ICLR 2014
ICLR 2014 Main ICLR 2014 Pictures, Videos Pictures from the Conference Videos of all the talks ICLR 2014 PAPERS and TALKS Invited Talks Rich Sutton (University of Alberta) “Myths of Representation Learning” Video Hynek Hermansky (Johns Hopkins University) “Speech Representations: Knowledge or Data?” Video Pedro Domingos (University of Washington) “Symmetry-Based Learning” Video Vincent Vanhoucke (Google): “Learning Visual Representations at Scale” Video Roland Memisevic (Université de Montréal) “Representing Relations” Video Old Site The old site is saved here Conference Proceedings Can be found on the old site Workshop Proceedings Can be found on the old site
Executive Summary
This article presents the proceedings of the ICLR 2014 conference, featuring invited talks by prominent researchers in the field of representation learning. The conference highlights cutting-edge research in machine learning, with speakers presenting their work on representation learning, speech representations, symmetry-based learning, visual representations, and relational representations. The conference proceedings and videos of the talks are available on the old site. This article provides a comprehensive overview of the conference, showcasing the latest advancements in machine learning.
Key Points
- ▸ The ICLR 2014 conference showcases cutting-edge research in representation learning.

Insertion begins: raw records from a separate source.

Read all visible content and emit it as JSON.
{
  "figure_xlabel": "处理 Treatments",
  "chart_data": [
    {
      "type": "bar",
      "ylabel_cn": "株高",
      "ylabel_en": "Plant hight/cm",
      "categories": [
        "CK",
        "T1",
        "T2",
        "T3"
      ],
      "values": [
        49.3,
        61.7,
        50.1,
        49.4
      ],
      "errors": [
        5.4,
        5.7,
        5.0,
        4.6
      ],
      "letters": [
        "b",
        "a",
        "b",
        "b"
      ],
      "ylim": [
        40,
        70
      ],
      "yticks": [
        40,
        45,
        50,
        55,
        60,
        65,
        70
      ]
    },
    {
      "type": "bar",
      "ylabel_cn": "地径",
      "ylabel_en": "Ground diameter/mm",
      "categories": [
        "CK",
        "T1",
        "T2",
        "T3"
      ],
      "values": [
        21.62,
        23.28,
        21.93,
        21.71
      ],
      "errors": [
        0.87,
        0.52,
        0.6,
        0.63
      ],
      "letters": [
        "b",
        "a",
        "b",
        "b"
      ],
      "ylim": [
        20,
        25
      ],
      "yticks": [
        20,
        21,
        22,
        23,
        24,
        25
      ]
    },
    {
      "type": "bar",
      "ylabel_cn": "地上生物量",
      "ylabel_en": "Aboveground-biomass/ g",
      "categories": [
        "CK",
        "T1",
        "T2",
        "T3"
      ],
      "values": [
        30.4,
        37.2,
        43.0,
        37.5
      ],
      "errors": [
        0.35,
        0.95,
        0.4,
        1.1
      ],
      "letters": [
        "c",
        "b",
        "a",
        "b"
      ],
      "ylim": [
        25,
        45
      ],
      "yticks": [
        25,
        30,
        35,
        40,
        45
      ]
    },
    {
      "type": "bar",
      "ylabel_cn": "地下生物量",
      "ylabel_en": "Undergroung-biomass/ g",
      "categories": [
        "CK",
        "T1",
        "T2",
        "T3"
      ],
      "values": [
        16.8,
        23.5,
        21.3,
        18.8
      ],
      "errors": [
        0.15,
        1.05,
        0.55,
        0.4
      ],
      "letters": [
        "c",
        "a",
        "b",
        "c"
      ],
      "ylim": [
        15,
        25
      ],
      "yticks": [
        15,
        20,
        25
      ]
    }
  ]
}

- ▸ Invited talks by prominent researchers highlight the latest advancements in machine learning.
- ▸ Conference proceedings and videos of the talks are available on the old site.
Merits
Comprehensive Overview
The article provides a comprehensive overview of the ICLR 2014 conference, showcasing the latest research in machine learning.

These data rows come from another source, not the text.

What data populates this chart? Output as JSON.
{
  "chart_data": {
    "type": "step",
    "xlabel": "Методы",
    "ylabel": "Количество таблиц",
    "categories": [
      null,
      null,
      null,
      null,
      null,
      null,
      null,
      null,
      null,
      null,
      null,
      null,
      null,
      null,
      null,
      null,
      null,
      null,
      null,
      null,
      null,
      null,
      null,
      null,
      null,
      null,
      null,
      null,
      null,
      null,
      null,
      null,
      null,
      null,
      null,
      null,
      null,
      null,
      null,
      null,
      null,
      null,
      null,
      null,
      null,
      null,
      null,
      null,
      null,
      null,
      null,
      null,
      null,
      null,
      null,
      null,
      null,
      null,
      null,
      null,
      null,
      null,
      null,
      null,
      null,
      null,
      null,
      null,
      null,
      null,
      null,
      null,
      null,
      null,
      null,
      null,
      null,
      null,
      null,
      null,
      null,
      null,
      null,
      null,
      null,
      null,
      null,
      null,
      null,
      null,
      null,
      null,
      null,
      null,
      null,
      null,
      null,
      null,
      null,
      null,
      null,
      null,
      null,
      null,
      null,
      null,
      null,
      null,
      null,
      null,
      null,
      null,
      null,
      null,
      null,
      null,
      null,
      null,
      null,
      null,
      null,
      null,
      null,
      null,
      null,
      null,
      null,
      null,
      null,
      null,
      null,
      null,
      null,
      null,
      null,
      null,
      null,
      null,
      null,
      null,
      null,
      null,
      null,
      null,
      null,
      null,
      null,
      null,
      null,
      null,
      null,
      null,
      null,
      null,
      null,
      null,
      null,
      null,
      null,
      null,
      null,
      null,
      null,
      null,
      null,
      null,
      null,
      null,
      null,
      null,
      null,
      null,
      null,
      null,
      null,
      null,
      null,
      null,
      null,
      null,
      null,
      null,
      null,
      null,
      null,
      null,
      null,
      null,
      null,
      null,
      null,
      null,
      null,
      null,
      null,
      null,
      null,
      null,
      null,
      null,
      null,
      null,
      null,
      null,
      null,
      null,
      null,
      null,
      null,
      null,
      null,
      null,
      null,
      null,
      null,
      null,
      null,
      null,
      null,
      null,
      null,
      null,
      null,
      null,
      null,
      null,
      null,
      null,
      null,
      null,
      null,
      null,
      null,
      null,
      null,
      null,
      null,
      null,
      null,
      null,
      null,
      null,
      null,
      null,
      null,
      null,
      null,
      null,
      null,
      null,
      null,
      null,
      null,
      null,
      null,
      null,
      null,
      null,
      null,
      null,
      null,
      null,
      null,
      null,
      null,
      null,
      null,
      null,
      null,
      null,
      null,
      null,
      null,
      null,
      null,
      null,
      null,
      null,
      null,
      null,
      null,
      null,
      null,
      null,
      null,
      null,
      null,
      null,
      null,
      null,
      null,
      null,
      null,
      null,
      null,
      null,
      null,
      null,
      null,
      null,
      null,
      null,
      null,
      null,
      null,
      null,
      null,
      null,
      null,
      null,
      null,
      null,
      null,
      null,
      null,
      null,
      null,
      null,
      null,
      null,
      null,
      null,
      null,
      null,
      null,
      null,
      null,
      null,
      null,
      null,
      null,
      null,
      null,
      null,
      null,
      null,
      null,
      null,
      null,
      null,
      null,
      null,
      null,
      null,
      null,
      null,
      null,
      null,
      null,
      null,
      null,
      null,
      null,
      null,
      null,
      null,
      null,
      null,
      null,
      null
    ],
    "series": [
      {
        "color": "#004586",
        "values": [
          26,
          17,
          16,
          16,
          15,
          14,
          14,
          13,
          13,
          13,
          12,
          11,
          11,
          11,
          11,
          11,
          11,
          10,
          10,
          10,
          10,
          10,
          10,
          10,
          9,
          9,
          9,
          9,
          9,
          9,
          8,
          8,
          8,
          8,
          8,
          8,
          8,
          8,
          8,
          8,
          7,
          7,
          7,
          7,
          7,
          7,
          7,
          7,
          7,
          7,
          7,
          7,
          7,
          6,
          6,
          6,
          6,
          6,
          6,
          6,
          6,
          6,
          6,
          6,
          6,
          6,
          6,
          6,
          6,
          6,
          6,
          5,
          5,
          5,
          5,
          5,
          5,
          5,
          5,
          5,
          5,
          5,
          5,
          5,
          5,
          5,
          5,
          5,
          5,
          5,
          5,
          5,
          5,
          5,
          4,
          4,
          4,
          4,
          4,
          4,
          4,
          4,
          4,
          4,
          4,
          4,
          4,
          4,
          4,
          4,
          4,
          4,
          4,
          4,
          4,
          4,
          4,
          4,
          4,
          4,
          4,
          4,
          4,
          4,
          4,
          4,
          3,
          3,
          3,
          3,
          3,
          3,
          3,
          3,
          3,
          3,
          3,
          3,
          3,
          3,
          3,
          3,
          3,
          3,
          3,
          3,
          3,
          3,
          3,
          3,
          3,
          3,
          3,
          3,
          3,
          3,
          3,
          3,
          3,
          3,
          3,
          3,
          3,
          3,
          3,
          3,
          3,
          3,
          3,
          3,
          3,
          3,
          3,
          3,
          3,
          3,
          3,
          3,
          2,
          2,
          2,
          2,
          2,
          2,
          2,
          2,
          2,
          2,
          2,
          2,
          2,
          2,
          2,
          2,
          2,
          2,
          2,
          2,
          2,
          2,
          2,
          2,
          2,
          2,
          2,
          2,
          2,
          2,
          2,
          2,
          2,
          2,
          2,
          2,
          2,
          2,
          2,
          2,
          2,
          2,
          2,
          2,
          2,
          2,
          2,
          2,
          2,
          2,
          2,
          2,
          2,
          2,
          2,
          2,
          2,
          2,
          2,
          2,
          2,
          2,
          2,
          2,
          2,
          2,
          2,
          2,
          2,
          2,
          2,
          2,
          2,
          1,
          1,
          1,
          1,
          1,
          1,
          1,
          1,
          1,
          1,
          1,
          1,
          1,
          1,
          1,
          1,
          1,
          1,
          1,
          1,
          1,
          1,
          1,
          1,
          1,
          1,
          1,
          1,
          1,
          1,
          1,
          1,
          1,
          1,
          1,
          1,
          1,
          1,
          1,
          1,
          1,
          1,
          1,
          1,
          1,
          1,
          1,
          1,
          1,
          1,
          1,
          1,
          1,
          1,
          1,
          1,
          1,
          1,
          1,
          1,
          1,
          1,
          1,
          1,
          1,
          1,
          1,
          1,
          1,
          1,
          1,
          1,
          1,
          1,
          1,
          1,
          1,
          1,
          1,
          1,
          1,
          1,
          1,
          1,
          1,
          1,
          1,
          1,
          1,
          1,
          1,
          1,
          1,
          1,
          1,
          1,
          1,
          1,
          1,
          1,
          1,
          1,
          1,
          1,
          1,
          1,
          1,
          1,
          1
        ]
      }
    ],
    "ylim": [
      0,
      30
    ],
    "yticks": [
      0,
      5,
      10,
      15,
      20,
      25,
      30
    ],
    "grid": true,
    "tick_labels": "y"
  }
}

Access to Conference Proceedings
The conference proceedings and videos of the talks are available on the old site, making it accessible to researchers and practitioners alike.
Demerits
Limited Access to Current Information
The article is limited to the ICLR 2014 conference, and may not provide information on more recent advancements in machine learning.
Outdated Information
The conference proceedings and videos of the talks are available on the old site, which may contain outdated information and links.
Expert Commentary
The ICLR 2014 conference proceedings provide a valuable resource for researchers and practitioners in machine learning. The conference showcases the latest advancements in representation learning, a key area of research in machine learning. The availability of conference proceedings and videos of the talks on the old site makes it accessible to researchers and practitioners alike. However, the article is limited to the ICLR 2014 conference, and may not provide information on more recent advancements in machine learning. Additionally, the conference proceedings and videos of the talks may contain outdated information and links.
Recommendations
- ✓ Researchers and practitioners in machine learning should access the conference proceedings and videos of the talks on the old site to stay up-to-date with the latest advancements in representation learning.
- ✓ Funding agencies and research institutions should consider the policy implications of representation learning in machine learning, and provide support for research in this area.